In 1987 the SABC announced that the financial responsibility of a full-time, permanent orchestra was too great and, to help with the cost, the National Symphony Orchestra (NSO) was combined with the Transvaal Philharmonic Orchestra under PACT management. It became one very big orchestra, still under NSO emblem, able to service Pretoria’s audiences as well as Johannesburg’s; the two entities were separated into and called The Red and The Blue orchestras. However, the merger proved to be non-sustainable and a split followed in 1991. The NSO was relaunched in 1991 with Richard Cock as artistic director at its helm and was a part of the South African Broadcasting Corporation until 1997.
After the split in 1991 the orchestra that remained under PACT’s control was named the Transvaal Philharmonic Orchestra (TPO).
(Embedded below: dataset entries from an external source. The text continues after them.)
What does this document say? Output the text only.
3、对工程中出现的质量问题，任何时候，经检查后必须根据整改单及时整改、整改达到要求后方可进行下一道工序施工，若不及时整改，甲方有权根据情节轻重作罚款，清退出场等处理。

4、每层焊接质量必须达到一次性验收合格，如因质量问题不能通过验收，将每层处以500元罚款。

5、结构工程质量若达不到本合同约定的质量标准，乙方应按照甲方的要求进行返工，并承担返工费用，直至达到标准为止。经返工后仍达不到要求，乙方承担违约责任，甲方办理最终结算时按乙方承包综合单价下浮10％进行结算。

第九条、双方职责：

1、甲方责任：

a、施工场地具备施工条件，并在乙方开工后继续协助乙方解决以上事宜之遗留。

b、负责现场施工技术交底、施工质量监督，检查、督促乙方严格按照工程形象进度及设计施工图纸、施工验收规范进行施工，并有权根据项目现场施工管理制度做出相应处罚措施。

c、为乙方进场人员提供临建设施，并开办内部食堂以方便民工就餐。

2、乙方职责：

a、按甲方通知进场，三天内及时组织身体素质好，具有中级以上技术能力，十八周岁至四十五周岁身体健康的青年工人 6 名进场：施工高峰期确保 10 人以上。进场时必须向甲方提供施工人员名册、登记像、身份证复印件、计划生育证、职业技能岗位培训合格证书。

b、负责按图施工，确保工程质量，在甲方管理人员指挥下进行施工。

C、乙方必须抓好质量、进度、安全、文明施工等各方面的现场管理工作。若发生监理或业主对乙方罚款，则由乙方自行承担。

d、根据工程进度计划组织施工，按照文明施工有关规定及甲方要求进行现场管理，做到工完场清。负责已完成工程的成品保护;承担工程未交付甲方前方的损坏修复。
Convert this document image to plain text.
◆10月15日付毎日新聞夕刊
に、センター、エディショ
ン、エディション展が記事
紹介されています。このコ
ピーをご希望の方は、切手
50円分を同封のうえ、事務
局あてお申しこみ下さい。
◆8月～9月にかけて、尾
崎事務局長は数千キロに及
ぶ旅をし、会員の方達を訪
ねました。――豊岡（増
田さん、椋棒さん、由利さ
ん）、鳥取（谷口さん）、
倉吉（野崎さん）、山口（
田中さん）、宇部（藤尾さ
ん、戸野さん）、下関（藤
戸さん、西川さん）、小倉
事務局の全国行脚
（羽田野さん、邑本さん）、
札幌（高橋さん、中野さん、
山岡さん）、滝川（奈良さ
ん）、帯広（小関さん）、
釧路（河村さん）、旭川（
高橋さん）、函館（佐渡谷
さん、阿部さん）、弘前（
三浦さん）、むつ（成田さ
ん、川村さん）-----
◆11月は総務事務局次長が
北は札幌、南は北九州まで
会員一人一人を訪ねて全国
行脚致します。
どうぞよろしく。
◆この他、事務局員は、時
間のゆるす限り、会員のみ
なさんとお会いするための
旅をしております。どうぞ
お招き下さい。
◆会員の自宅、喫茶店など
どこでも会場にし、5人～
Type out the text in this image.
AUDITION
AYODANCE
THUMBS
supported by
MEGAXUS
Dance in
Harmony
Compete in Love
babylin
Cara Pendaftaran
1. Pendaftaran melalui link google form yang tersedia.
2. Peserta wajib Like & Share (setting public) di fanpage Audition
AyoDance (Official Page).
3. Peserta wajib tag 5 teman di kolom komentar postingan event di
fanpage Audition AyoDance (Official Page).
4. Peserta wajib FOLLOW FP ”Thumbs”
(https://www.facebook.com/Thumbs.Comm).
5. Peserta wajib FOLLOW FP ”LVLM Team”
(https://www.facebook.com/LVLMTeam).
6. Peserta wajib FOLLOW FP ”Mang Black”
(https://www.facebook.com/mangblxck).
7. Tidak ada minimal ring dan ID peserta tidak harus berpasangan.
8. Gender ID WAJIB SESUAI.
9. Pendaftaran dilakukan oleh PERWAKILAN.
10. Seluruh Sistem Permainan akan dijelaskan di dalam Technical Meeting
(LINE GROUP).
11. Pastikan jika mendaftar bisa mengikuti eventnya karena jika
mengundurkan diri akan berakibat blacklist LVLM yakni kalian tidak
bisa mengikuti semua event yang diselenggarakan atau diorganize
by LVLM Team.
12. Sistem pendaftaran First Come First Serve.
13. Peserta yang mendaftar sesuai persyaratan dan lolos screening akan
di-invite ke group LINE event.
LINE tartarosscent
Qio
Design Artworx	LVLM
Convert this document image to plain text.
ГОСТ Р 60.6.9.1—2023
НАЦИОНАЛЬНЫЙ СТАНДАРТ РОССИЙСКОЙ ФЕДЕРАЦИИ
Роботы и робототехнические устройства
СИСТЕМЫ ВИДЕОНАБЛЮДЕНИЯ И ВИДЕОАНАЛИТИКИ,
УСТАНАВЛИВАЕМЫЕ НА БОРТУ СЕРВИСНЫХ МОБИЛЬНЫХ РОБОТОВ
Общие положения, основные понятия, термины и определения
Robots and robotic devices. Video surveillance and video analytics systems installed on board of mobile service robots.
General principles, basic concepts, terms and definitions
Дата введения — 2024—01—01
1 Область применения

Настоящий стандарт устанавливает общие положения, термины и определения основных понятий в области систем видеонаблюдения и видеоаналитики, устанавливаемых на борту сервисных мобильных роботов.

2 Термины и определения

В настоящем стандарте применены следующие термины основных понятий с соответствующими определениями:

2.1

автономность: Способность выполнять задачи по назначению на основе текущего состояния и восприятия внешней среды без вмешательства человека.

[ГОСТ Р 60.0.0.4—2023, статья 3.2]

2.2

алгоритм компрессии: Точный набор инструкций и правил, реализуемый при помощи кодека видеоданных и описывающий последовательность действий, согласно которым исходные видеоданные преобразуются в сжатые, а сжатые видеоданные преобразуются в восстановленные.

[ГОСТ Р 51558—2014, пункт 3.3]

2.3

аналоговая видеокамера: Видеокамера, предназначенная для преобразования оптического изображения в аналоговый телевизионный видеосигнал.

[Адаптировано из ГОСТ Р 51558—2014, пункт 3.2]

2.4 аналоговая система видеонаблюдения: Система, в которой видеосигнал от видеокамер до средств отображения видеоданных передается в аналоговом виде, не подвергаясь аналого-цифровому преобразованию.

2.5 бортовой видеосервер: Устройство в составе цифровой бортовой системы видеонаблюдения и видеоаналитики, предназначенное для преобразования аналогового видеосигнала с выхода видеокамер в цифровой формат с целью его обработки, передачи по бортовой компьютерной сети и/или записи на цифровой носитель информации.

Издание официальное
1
In 1997 the orchestra was again renamed, this time to the New Arts Philharmonic Orchestra of Pretoria (NAPOP) but remained under PACT’s umbrella with Maestro Gerard Korsten as Chief Conductor. In 1998 a probe was opened by the government into PACT’s finances and its Board was accused of serious maladministration, loss of public funds and corruption. The probe resulted in PACT being dissolved, closure of the State Theatre and retrenchment of all resident companies, including NAPOP. The orchestra officially closed in June 2000.